It's been a while since I quoted "Shrek."
But every now and then, I like to recount one of my favorite scenes in the original movie. It's the one in which the title character explains that "there's a lot more to ogres than people think."
"Example?" Donkey responds.
“Example … uh … ogres are like onions,” Shrek says, holding up an onion that Donkey sniffs.
Donkey: “They stink?”
Shrek: “Yes. ... No!”
Donkey: “Oh, they make you cry?”
Donkey: “Oh, you leave ‘em out in the sun, they get all brown, start sproutin’ little white hairs.”
Shrek (peeling an onion): “No! Layers. Onions have layers. Ogres have layers. Onions have layers. You get it? We both have layers.”
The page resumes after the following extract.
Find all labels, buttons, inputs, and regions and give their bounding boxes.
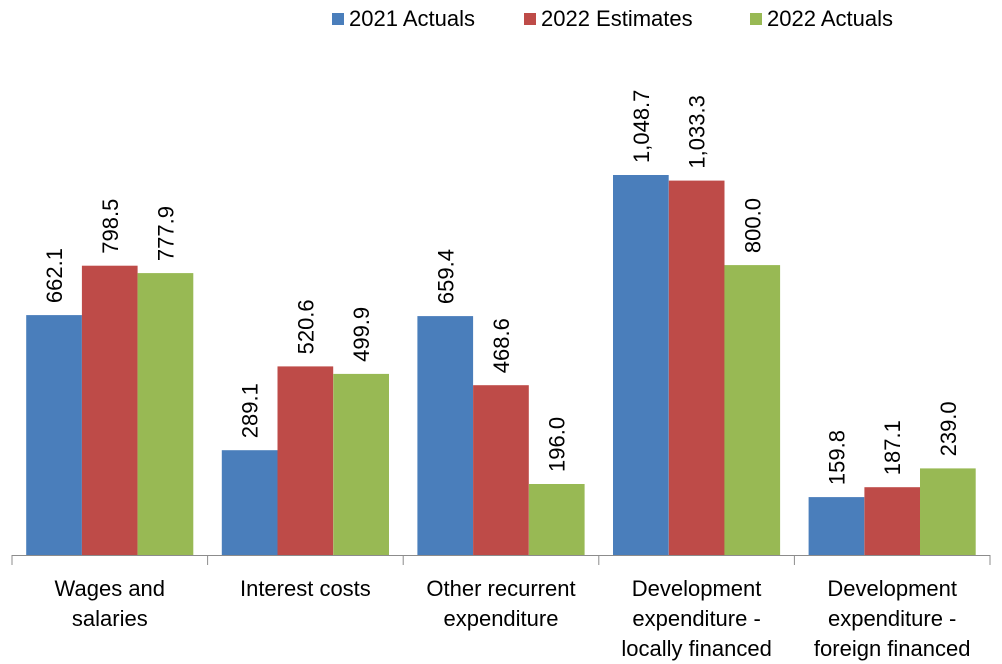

I've used this analogy before, but too many news stories lack layers.
That's what impressed me about a USA Today story this week on the exclusion of some Roman Catholics from the Boston Marathon trial's jury: It's multilayered.
The lede nails the enterprising religion angle:
BOSTON – As the quest for a jury in the Boston Marathon bombing trial approaches its fourth week, some of the area's 2 million Roman Catholics are growing frustrated with criteria that effectively disqualify followers of church teachings.
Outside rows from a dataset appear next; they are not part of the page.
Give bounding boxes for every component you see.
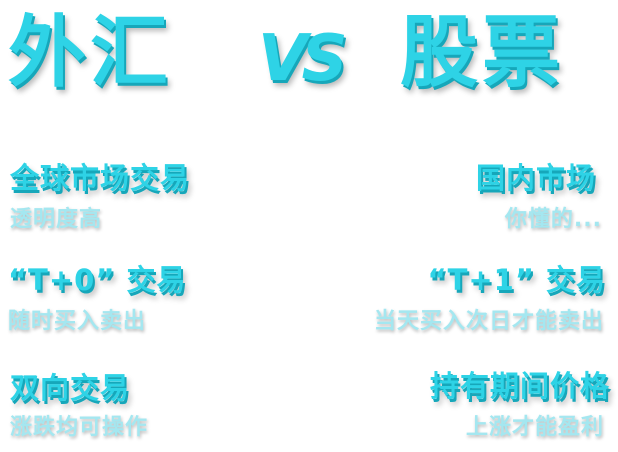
forex-anytime-trade-text: 随时买入卖出 xyxy=(8,309,147,334)
stock-rise-profit-text: 上涨才能盈利 xyxy=(465,415,604,440)
title-forex: 外汇 xyxy=(8,8,173,98)
forex-transparency-text: 透明度高 xyxy=(10,207,103,232)
forex-two-way-heading: 双向交易 xyxy=(10,371,131,405)
stock-you-know-text: 你懂的... xyxy=(504,207,602,232)
forex-global-market-heading: 全球市场交易 xyxy=(10,161,191,195)
title-stocks: 股票 xyxy=(400,8,565,98)
stock-t1-heading: “T+1” 交易 xyxy=(427,263,606,297)
forex-t0-heading: “T+0” 交易 xyxy=(8,263,187,297)
title-vs: VS xyxy=(258,22,348,96)
forex-up-down-text: 涨跌均可操作 xyxy=(10,415,149,440)
stock-next-day-sell-text: 当天买入次日才能卖出 xyxy=(373,309,604,334)
stock-domestic-market-heading: 国内市场 xyxy=(475,161,596,195)
stock-holding-price-heading: 持有期间价格 xyxy=(429,369,610,403)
Potential jurors in bombing suspect Dzhokhar Tsarnaev's trial must be able to impose the death penalty or a life sentence with no possibility of release. That standard eliminates Catholics who heed the catechism of the Catholic Church, which says a death sentence is not to be used when "non-lethal means are sufficient to defend and protect people's safety from the aggressor." Cases warranting the death penalty "are very rare, if not practically non-existent," according to the catechism, because government has other means to keep the public safe from convicts.
"It is both ironic and unfortunate that Catholics who understand and embrace this teaching will be systematically excluded from the trial," says the Rev. James Bretzke, professor of moral theology at Boston College. "It is frustrating."
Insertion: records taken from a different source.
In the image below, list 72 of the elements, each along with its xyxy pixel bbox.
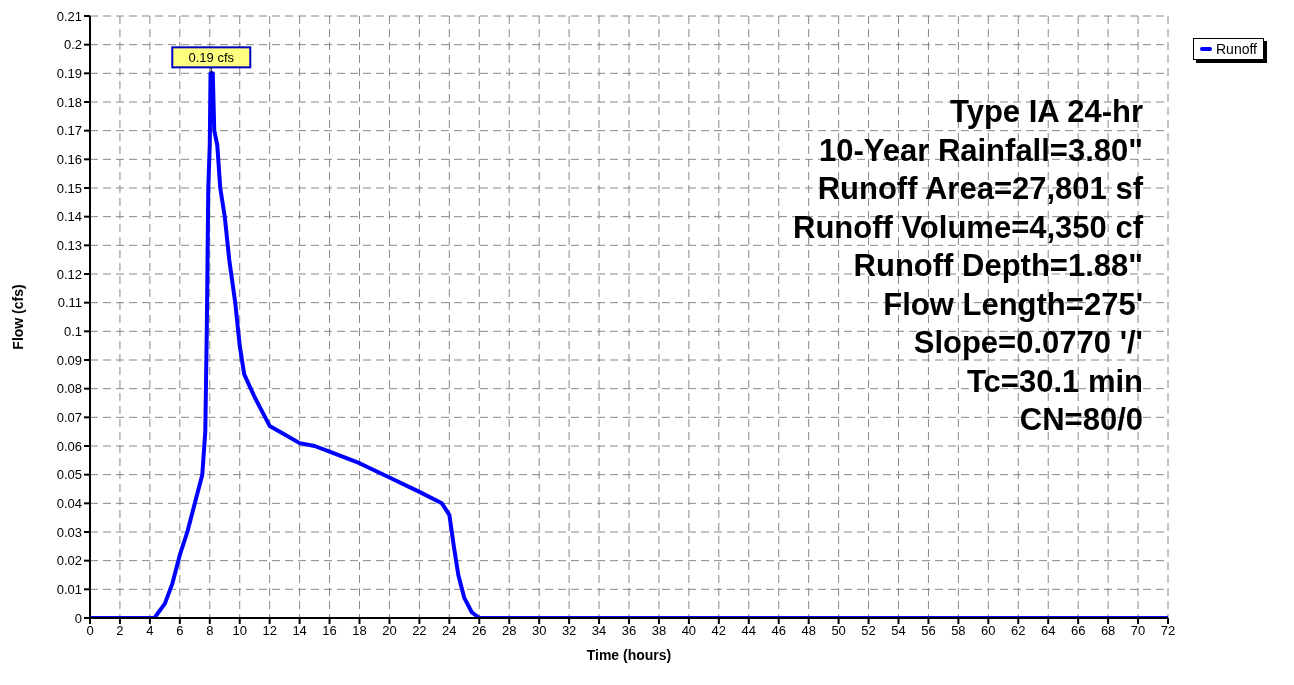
x-tick-label: 0 xyxy=(86,623,94,639)
x-tick-label: 34 xyxy=(591,623,607,639)
y-tick-label: 0 xyxy=(74,610,82,626)
annotation: Slope=0.0770 '/' xyxy=(912,324,1143,362)
x-axis-title: Time (hours) xyxy=(586,647,672,663)
x-tick-label: 40 xyxy=(681,623,697,639)
x-tick-label: 46 xyxy=(771,623,786,639)
y-tick-label: 0.18 xyxy=(56,94,82,110)
x-tick-label: 50 xyxy=(831,623,846,639)
y-tick-label: 0.2 xyxy=(63,37,82,53)
x-tick-label: 58 xyxy=(951,623,966,639)
x-tick-label: 54 xyxy=(891,623,906,639)
y-tick-label: 0.19 xyxy=(56,65,82,81)
y-tick-label: 0.14 xyxy=(56,209,82,225)
x-tick-label: 2 xyxy=(116,623,124,639)
annotation: 0.19 cfs xyxy=(188,50,235,66)
y-tick-label: 0.11 xyxy=(57,295,82,311)
annotation: CN=80/0 xyxy=(1018,401,1143,439)
x-tick-label: 8 xyxy=(206,623,214,639)
y-tick-label: 0.06 xyxy=(56,438,82,454)
y-tick-label: 0.05 xyxy=(56,467,82,483)
annotation: Flow Length=275' xyxy=(882,285,1143,324)
x-tick-label: 24 xyxy=(442,623,457,639)
y-axis-title: Flow (cfs) xyxy=(9,284,26,350)
x-tick-label: 12 xyxy=(262,623,277,639)
y-tick-label: 0.03 xyxy=(56,524,82,540)
x-tick-label: 28 xyxy=(501,623,517,639)
x-tick-label: 72 xyxy=(1160,623,1176,639)
x-tick-label: 14 xyxy=(292,623,307,639)
y-tick-label: 0.1 xyxy=(63,323,82,339)
annotation: Runoff Depth=1.88" xyxy=(852,247,1143,285)
x-tick-label: 70 xyxy=(1130,623,1146,639)
y-tick-label: 0.16 xyxy=(56,151,82,167)
y-tick-label: 0.17 xyxy=(56,123,82,139)
annotation: Runoff Area=27,801 sf xyxy=(816,170,1143,208)
x-tick-label: 64 xyxy=(1040,623,1056,639)
x-tick-label: 68 xyxy=(1100,623,1116,639)
x-tick-label: 62 xyxy=(1011,623,1026,639)
x-tick-label: 36 xyxy=(621,623,637,639)
x-tick-label: 16 xyxy=(322,623,337,639)
y-tick-label: 0.13 xyxy=(56,237,82,253)
x-tick-label: 48 xyxy=(801,623,816,639)
y-tick-label: 0.21 xyxy=(56,8,82,24)
x-tick-label: 32 xyxy=(561,623,577,639)
x-tick-label: 56 xyxy=(921,623,936,639)
x-tick-label: 22 xyxy=(412,623,427,639)
y-tick-label: 0.07 xyxy=(56,409,82,425)
annotation: Type IA 24-hr xyxy=(949,93,1143,131)
x-tick-label: 10 xyxy=(232,623,247,639)
y-tick-label: 0.09 xyxy=(56,352,82,368)
y-tick-label: 0.01 xyxy=(56,581,82,597)
y-tick-label: 0.15 xyxy=(56,180,82,196)
x-tick-label: 18 xyxy=(352,623,367,639)
x-tick-label: 30 xyxy=(531,623,547,639)
x-tick-label: 44 xyxy=(741,623,757,639)
y-tick-label: 0.08 xyxy=(56,381,82,397)
y-tick-label: 0.02 xyxy=(56,553,82,569)
annotation: Runoff Volume=4,350 cf xyxy=(793,208,1143,247)
x-tick-label: 60 xyxy=(981,623,996,639)
annotation: Tc=30.1 min xyxy=(965,362,1143,401)
x-tick-label: 20 xyxy=(382,623,397,639)
annotation: 10-Year Rainfall=3.80" xyxy=(817,131,1143,170)
legend-label: Runoff xyxy=(1216,41,1257,57)
y-tick-label: 0.04 xyxy=(56,495,82,511)
x-tick-label: 66 xyxy=(1070,623,1086,639)
x-tick-label: 42 xyxy=(711,623,727,639)
x-tick-label: 38 xyxy=(651,623,667,639)
x-tick-label: 26 xyxy=(472,623,487,639)
y-tick-label: 0.12 xyxy=(56,266,82,282)
x-tick-label: 52 xyxy=(861,623,876,639)
x-tick-label: 6 xyxy=(176,623,184,639)
x-tick-label: 4 xyxy=(146,623,154,639)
But the writer — a Godbeat pro named G. Jeffrey MacDonald — doesn't stop there.
He provides important context, including this:
Greater Boston is 46% Catholic, according to Georgetown University's Center for Applied Research in the Apostolate, but religion isn't necessarily a strong shaper of local attitudes. Massachusetts is the fourth least religious state after nearby New Hampshire, Vermont and Maine, according to the Gallup Poll, which looks at worship attendance and how important people say religion is in their daily lives.
Yet when faced with extraordinary decisions, even less-observant Catholics turn to church teachings for guidance, according to Dillon. They're apt to do so if tapped for the Tsarnaev trial, she said.
Nationwide, 62% of Catholics favor the death penalty for murderers, according to the General Social Survey's most recent data from 2012. That is a substantial decline from 30 years ago, when 82% of Catholics favored it. ...
Catholics aren't obligated to heed church teaching on the death penalty, Bretzke said, because the teaching is not considered infallible.
It would be easy for such a story to present Catholics as a monolithic group who all believe the same thing and place the same level of importance on their faith. This story doesn't do that. It has layers.
Kudos to MacDonald and USA Today for peeling back those layers.
This story definitely passes the "Shrek" test.